KISSED
ein Abenteuer, ich würde endlich einmal aus dem Hotel rauskommen und etwas Lustiges erleben. Ich wäre am liebsten einer von diesen Verrückten, die an Gespenster glauben oder an das Ungeheuer von Loch Ness. Sie haben mehr Spaß als normale Leute. Einmal habe ich Wanderschuhe für einen Kerl repariert, der behauptete, nach Bigfoot zu suchen, der in Florida sein Unwesen treiben würde. Klang nach mehr Spaß als mein Sommer. Und Victoriana hat gesagt, ich könnte das Geld behalten, auch wenn ich den Prinzen nicht finde.
Aber was, wenn ich in Schwierigkeiten gerate? Ich weißnicht viel über Aloria, außer dass sie dort eine echt heiße Prinzessin haben. Was, wenn sie dort noch Folter anwenden? Mir fällt ein, dass ich mal etwas über einen Jungen gelesen habe, der ein fremdes Land besuchte und für irgendein winziges Verbrechen öffentlich mit Stockschlägen bestraft wurde. Womöglich wird man geköpft, wenn man die Prinzessin beklaut.
Mir tut der Hals schon weh, als ich nur daran denke.
»Ich werde darüber nachdenken«, sage ich und stehe auf. Ich weiß jedoch, dass ich es nicht tun werde. Ich hatte die Gelegenheit, mit der Prinzessin zu sprechen. Das muss reichen.

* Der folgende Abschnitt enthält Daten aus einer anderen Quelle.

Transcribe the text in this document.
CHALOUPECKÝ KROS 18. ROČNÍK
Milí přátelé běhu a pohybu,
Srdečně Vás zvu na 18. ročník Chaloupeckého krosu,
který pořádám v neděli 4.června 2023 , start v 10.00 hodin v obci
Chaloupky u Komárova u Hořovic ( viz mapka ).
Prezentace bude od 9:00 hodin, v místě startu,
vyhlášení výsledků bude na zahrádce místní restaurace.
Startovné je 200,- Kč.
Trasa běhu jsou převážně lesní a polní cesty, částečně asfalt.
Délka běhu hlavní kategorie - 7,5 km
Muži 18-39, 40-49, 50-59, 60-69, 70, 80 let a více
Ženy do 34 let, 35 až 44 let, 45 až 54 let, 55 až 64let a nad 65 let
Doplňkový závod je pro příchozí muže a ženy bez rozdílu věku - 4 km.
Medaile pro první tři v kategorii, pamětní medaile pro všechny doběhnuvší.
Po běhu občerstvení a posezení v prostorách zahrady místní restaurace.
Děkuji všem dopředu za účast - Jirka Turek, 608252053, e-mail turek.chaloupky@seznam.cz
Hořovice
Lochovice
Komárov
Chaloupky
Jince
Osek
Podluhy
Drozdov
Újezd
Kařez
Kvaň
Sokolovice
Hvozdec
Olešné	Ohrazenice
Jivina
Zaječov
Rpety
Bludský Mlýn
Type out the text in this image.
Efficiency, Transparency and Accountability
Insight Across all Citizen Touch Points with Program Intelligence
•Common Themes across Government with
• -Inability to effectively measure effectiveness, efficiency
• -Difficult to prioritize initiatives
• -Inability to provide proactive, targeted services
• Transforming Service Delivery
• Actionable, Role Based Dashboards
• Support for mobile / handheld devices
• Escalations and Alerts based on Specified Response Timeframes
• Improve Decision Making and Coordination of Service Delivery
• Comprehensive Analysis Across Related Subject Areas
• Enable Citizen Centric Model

»Wo gehst du hin?«, fragt Mom.
»Zurück ins Hotel. Schuhe reparieren, wie immer.«
10
»Also, Ryan behauptet, du seist mit einem lippenstiftverschmierten Gesicht zurückgekommen.«
Meg wirft mir das Wort Lippenstift hin, als wäre es eine Stinkbombe, eine, von der ich weiß, dass Ryan sie mit Vergnügen hat platzen lassen. Sie ist angeekelt von mir. Sie glaubt, ich sei noch so ein Einfaltspinsel, der auf Victorianas Zauber hereingefallen ist. Vielleicht bin ich das.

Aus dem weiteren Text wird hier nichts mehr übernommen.